Eğer bir kimseyi düşmanlıkla anarsan, dâima üzüntü içinde olursun. İşte bu gam da Cehennemin tâ kendisidir.Allah (c.c.)’nun sevgisini de onun azîz isimleriyle elde etmek mümkündür. Kalbinde arınma ne kadar çok olursa, Allah (c.c.)’nun nurunun parlaklığı da kalpte o nispette fazla olur. Niketim, ekmekçinin tandırı ne kadar sıcak olursa, o kadar ekmek alır. Soğuk olunca ekmek almaz.
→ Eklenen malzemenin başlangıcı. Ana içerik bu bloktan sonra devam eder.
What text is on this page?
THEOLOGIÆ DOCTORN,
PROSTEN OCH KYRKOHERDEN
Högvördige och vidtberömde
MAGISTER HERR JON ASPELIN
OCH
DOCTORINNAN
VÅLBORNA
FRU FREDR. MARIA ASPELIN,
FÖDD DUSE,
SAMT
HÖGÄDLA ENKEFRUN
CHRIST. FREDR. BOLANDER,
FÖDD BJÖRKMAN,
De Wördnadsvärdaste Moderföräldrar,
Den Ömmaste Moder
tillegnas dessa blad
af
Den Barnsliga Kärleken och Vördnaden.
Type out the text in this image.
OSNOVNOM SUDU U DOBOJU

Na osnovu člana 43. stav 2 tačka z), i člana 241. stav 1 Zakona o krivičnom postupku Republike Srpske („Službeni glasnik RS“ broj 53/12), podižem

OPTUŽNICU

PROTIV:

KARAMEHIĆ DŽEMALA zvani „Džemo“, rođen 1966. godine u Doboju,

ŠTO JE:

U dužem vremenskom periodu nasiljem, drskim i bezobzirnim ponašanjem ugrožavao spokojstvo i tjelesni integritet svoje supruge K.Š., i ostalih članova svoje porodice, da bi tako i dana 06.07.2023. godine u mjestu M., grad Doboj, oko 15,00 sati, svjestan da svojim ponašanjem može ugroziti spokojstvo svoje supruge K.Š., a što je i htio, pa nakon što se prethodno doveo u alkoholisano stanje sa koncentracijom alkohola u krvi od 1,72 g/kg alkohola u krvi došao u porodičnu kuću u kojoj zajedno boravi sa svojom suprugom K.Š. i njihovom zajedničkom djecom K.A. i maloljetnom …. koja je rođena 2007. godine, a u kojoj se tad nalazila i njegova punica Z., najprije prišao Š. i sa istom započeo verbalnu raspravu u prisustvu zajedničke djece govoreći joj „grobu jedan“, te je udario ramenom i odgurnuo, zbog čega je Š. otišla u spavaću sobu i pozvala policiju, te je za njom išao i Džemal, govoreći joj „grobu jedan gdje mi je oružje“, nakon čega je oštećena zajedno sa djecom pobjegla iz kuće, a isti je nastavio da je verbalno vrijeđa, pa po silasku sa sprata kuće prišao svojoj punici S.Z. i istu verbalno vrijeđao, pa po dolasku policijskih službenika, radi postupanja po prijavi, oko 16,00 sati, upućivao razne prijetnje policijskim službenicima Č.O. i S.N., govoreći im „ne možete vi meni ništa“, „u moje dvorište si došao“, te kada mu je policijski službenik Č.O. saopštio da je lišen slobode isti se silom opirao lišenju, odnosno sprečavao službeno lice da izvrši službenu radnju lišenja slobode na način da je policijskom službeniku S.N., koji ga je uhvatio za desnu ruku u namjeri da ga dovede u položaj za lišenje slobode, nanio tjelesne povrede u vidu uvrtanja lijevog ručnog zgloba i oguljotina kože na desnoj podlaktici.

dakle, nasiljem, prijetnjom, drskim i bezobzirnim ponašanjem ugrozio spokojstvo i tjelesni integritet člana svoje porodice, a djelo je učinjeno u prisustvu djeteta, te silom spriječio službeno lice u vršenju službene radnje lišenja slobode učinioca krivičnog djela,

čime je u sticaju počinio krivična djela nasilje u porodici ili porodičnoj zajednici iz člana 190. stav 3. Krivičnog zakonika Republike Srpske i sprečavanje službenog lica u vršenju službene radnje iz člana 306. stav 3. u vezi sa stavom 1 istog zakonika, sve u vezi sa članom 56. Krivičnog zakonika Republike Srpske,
Hz. Mevlânâ, dostlarına ve aile efradına, bu dünyadan göçeceğine üzülmemelerini söylüyordu; fakat onlar, bedenen de olsa, bu ayrılığı kabullenemiyorlar, ağlayıp inliyorlardı. Hz. Mevlânâ’nın hanımı, Hz. Mevlânâ’ya hitâben: “Ey âlemin nuru, ey âdemin canı! Bizi bırakıp nereye gideceksin?” diyerek ağlıyor ve ilâve ediyordu: “Hudâvendigâr Hazretleri’nin dünyayı hakikat ve manalarla doldurması için üç yüz veya dört yüz yıllık ömrünün olması lazımdı.”
Hz. Mevlânâ da cevaben;
“Niçin? Niçin? Biz ne Firavun ve ne de Nemrûd’uz, bizim toprak âlemiyle ne işimiz var, bize bu toprak âleminde huzur ve karar nasıl olur? Ben, insanlara faydam dokunsun diye dünya zindanında kılmışım; yoksa hapishane nerede ben nerede? Kimin malını çalmışım? Yakında Allah (c.c.)’nun sevgili dostunun, Hazreti Muhammed (s.a.v.)’in yanına döneceğimiz umulur.” dedi.